Ogni settimana ti parliamo di un album che pensiamo tu debba ascoltare. L'album di questa settimana è l'ultimo dell'artista soul e country Faye Webster, Atlanta Millionaires Club.
Quando eseguita con cura, la malinconia è un'arte. Un passo nella direzione sbagliata e entri nel territorio della depressione o ti ritiri nella terra del pessimismo, che non è necessariamente dove chiunque vuole andare. La malinconia risiede nello stesso vicolo cieco estetico di broncio e camp, ma è qualcosa di completamente diverso. È genuina ma studiata, quasi ammiccante.

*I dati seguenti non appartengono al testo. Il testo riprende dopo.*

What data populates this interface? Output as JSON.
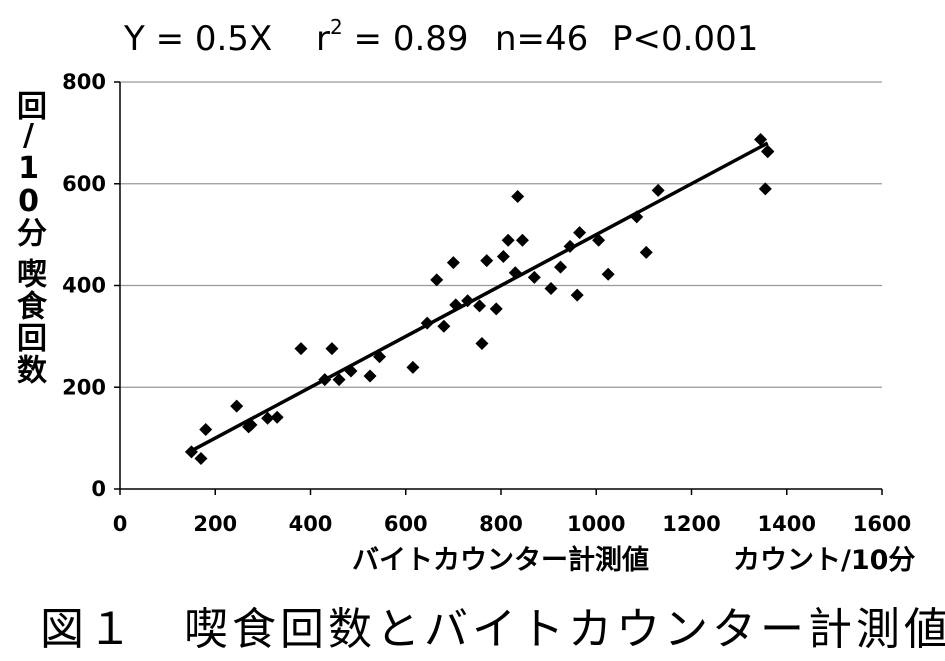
{
  "stats": {
    "equation": "Y = 0.5X",
    "r2_base": "r",
    "r2_sup": "2",
    "r2_rest": " = 0.89",
    "n": "n=46",
    "p": "P<0.001"
  },
  "caption": "図１　喫食回数とバイトカウンター計測値",
  "chart_data": {
    "type": "scatter",
    "title": "",
    "ylabel": "喫食回数",
    "ylabel_unit": "回/10分",
    "xlabel": "バイトカウンター計測値",
    "xlabel_unit": "カウント/10分",
    "xlim": [
      0,
      1600
    ],
    "ylim": [
      0,
      800
    ],
    "xticks": [
      0,
      200,
      400,
      600,
      800,
      1000,
      1200,
      1400,
      1600
    ],
    "yticks": [
      0,
      200,
      400,
      600,
      800
    ],
    "x_tick_labels": [
      "0",
      "200",
      "400",
      "600",
      "800",
      "1000",
      "1200",
      "1400",
      "1600"
    ],
    "y_tick_labels": [
      "0",
      "200",
      "400",
      "600",
      "800"
    ],
    "grid": "horizontal",
    "marker": "diamond",
    "colors": {
      "marker": "#000000",
      "trendline": "#000000",
      "grid": "#999999",
      "axis": "#000000"
    },
    "trendline": {
      "slope": 0.5,
      "intercept": 0,
      "x_range": [
        150,
        1360
      ]
    },
    "points": [
      [
        150,
        73
      ],
      [
        170,
        60
      ],
      [
        180,
        117
      ],
      [
        245,
        163
      ],
      [
        270,
        122
      ],
      [
        275,
        126
      ],
      [
        310,
        139
      ],
      [
        330,
        141
      ],
      [
        380,
        276
      ],
      [
        430,
        215
      ],
      [
        445,
        276
      ],
      [
        460,
        215
      ],
      [
        485,
        232
      ],
      [
        525,
        222
      ],
      [
        545,
        260
      ],
      [
        615,
        239
      ],
      [
        645,
        326
      ],
      [
        665,
        411
      ],
      [
        680,
        320
      ],
      [
        700,
        445
      ],
      [
        705,
        362
      ],
      [
        730,
        370
      ],
      [
        755,
        360
      ],
      [
        760,
        286
      ],
      [
        770,
        449
      ],
      [
        790,
        354
      ],
      [
        805,
        457
      ],
      [
        815,
        489
      ],
      [
        830,
        425
      ],
      [
        835,
        575
      ],
      [
        845,
        489
      ],
      [
        870,
        416
      ],
      [
        905,
        394
      ],
      [
        925,
        436
      ],
      [
        945,
        477
      ],
      [
        960,
        381
      ],
      [
        965,
        504
      ],
      [
        1005,
        489
      ],
      [
        1025,
        422
      ],
      [
        1085,
        535
      ],
      [
        1105,
        465
      ],
      [
        1130,
        587
      ],
      [
        1345,
        687
      ],
      [
        1355,
        590
      ],
      [
        1360,
        663
      ],
      [
        1360,
        664
      ]
    ]
  }
}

Non è facile da realizzare, ma di certo aiuta se hai, come ATlien Faye Webster, un arsenale di ritornelli intelligenti e quantità copiose, copiose di pedal steel piangente. (Nota: Come sia riuscita a fare così tanto pedal steel così vario e a farlo avere così tanto senso in così tanti contesti sonori rimane un mistero per me, ma ragazzo, è incredibile.)
Nel suo terzo LP e debutto con Secretly Canadian, Atlanta Millionaires Club, l'alumna di Awful Records fonde il country e l'americana con cui è cresciuta (Glen Campbell, il primo Gath Brooks) con ispirazioni più recenti come Aaliyah e Angel Olsen per imbottigliare la sensazione di essere incontrollabilmente lacrimosi quando ci sono 22 gradi e il sole splende. E mentre “senza genere” è diventato un termine piuttosto privo di significato di questi tempi, Faye sfonda e mescola le linee di genere in modo più fluido e impercettibile di qualsiasi artista degli ultimi tempi. Un minuto sta facendo da colonna sonora al mantra dell'introverso universale (“dovrei uscire di più”) con una melodia tropicalmente rilassata, e il minuto dopo ha il collega di Awful Records e co-collaboratore occasionale Father che scivola in un verso accanto al suo sensuale ritornello nel brillante (e onestamente? assetato) punto culminante “Flowers.”
La copertina ritrae Webster, con uno sguardo spento e una visiera, che fissa nel vuoto con una manciata di monete di cioccolato che si sciolgono distrattamente sulla sua bocca e gocciolano sul mento. Non è la copertina che ci si aspetterebbe da un album così ampiamente introspettivo e solitario come l'album che è fatto per caratterizzare, ma solo qualcosa di altrettanto ingegnoso e sottilmente inquietante come il tono costante e astuto di Webster potrebbe adornare la copertina. “Voglio essere felice, trovare un uomo con un vecchio nome proprio come me e superare il fatto che il mio cane è il mio migliore amico, e lui non sa nemmeno come mi chiamo,” canta nella languida e piena di anima ballata 6/8 “Jonny.”
Anche le sue canzoni d'amore più dirette, come la sognante singolo principale “Kingston” o la giocosa “Right Side of My Neck,” sono leggermente, indulgentemente malinconiche e infuse di blu. Imbevute di corni innamorati, toni di batteria burrosi e linee di basso ronzanti che potrebbero essere pesanti, drammatiche battiti di ciglia, anche i momenti più esaltanti di questo album (proprio come i momenti più esaltanti della vita) non sono comunque senza un sospiro. Una canzone sul tuo collo che odora ancora del tuo amante dopo che se ne sono andati ha uno o due motivi per essere terribilmente sdolcinata e esagerata, ma attraverso la lente di Faye, è la cosa più lontana da questo.
Amileah Sutliff è una scrittrice, editor e produttrice creativa con sede a New York ed è l’editor del libro The Best Record Stores in the United States.